A desaceleração da atividade econômica, que dá os seus primeiros sinais, pode contribuir para, pelo menos, uma pausa no ciclo de alta dos juros, avalia o chefe de economia para o Brasil e de estratégia para a América Latina do Bank of America (BofA), David Beker. Em entrevista ao Estadão/Broadcast, ele diz que, depois do impulso da safra de grãos no primeiro trimestre, o Produto Interno Bruto (PIB) deve perder tração, com o crescimento caindo para perto de zero no terceiro e quarto trimestres de 2025.

“O Banco Central pode decidir não necessariamente encerrar o processo de alta, mas eventualmente pausar”, comenta Beker, acrescentando que a apreciação recente do real também ajuda a reduzir os riscos adicionais sobre a inflação. “Conforme surgirem mais evidências da desaceleração, esse vai ser um ingrediente importante para o BC decidir, pelo menos, pausar”, acrescenta.

Apesar disso, como as expectativas estão descoladas da meta perseguida pelo BC, Beker entende que a tendência é de o ciclo de aumento de juros continuar até a Selic chegar a 15,25%, sem margem para corte da taxa ainda neste ano. Leia abaixo os principais trechos da entrevista:

Como o sr. interpreta as mensagens do último comunicado do Copom? O que esperar a partir de agora?

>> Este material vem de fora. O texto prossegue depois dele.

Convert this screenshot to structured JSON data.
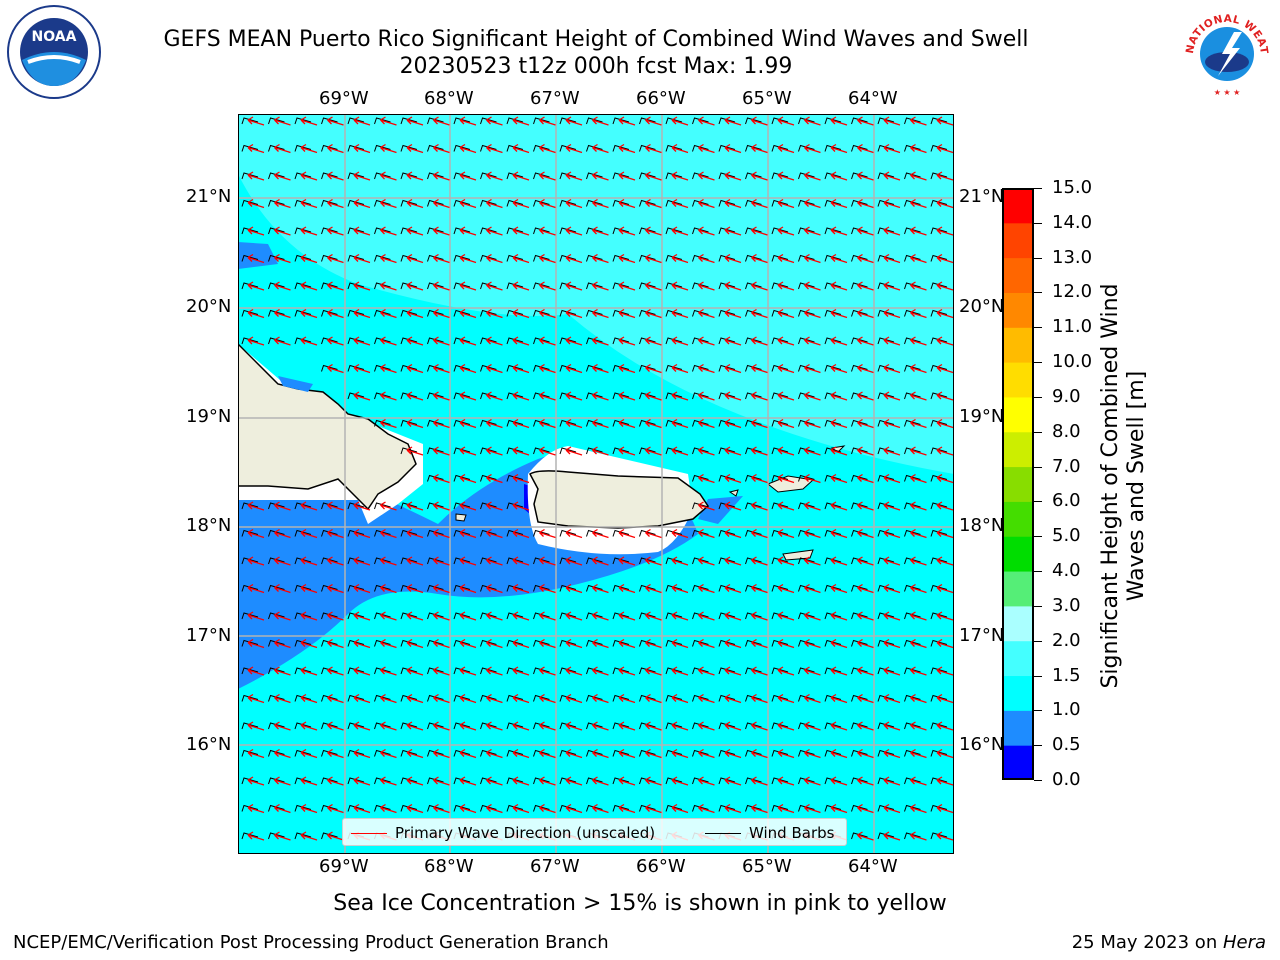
{
  "header": {
    "title_line1": "GEFS MEAN Puerto Rico Significant Height of Combined Wind Waves and Swell",
    "title_line2": "20230523 t12z 000h fcst   Max: 1.99"
  },
  "logos": {
    "left": "noaa-logo",
    "right": "nws-logo",
    "noaa_text": "NOAA",
    "nws_text": "NATIONAL WEATHER SERVICE"
  },
  "map": {
    "lon_labels": [
      "69°W",
      "68°W",
      "67°W",
      "66°W",
      "65°W",
      "64°W"
    ],
    "lat_labels": [
      "21°N",
      "20°N",
      "19°N",
      "18°N",
      "17°N",
      "16°N"
    ],
    "legend": {
      "wave_label": "Primary Wave Direction (unscaled)",
      "wind_label": "Wind Barbs",
      "wave_color": "#ff0000",
      "wind_color": "#000000"
    },
    "colors": {
      "ocean": "#00ffff",
      "moderate": "#44ffff",
      "shallow": "#1e8cff",
      "deep": "#0000ff",
      "land": "#eeeedd"
    }
  },
  "colorbar": {
    "label": "Significant Height of Combined Wind Waves and Swell [m]",
    "ticks": [
      "0.0",
      "0.5",
      "1.0",
      "1.5",
      "2.0",
      "3.0",
      "4.0",
      "5.0",
      "6.0",
      "7.0",
      "8.0",
      "9.0",
      "10.0",
      "11.0",
      "12.0",
      "13.0",
      "14.0",
      "15.0"
    ],
    "colors": [
      "#0000ff",
      "#1e8cff",
      "#00ffff",
      "#44ffff",
      "#aaffff",
      "#55ee77",
      "#00dd00",
      "#44dd00",
      "#88dd00",
      "#ccee00",
      "#ffff00",
      "#ffdd00",
      "#ffbb00",
      "#ff8800",
      "#ff6600",
      "#ff4400",
      "#ff0000"
    ]
  },
  "footnote": "Sea Ice Concentration > 15% is shown in pink to yellow",
  "footer": {
    "left": "NCEP/EMC/Verification Post Processing Product Generation Branch",
    "right_prefix": "25 May 2023 on ",
    "right_host": "Hera"
  }
}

O Banco Central já tem feito um aperto importante, já está comprometido com pelo menos mais uma alta de 1 ponto porcentual. Então, fazia sentido mudar um pouco a linguagem para o que vem adiante [após março]. Basicamente, deixou em aberto todas as possibilidades. Não sei se o Banco Central vai querer deixar claro na ata que vem ainda um aumento ou aumentos depois da próxima reunião. O comunicado deixa em aberto. Traz um tom duro de que o ciclo vai depender da evolução, dos dados... Sabemos quão altas estão as expectativas de inflação. O comunicado passa a mensagem de que provavelmente deve precisar de mais (aumento da Selic), mas não deixa isso explícito.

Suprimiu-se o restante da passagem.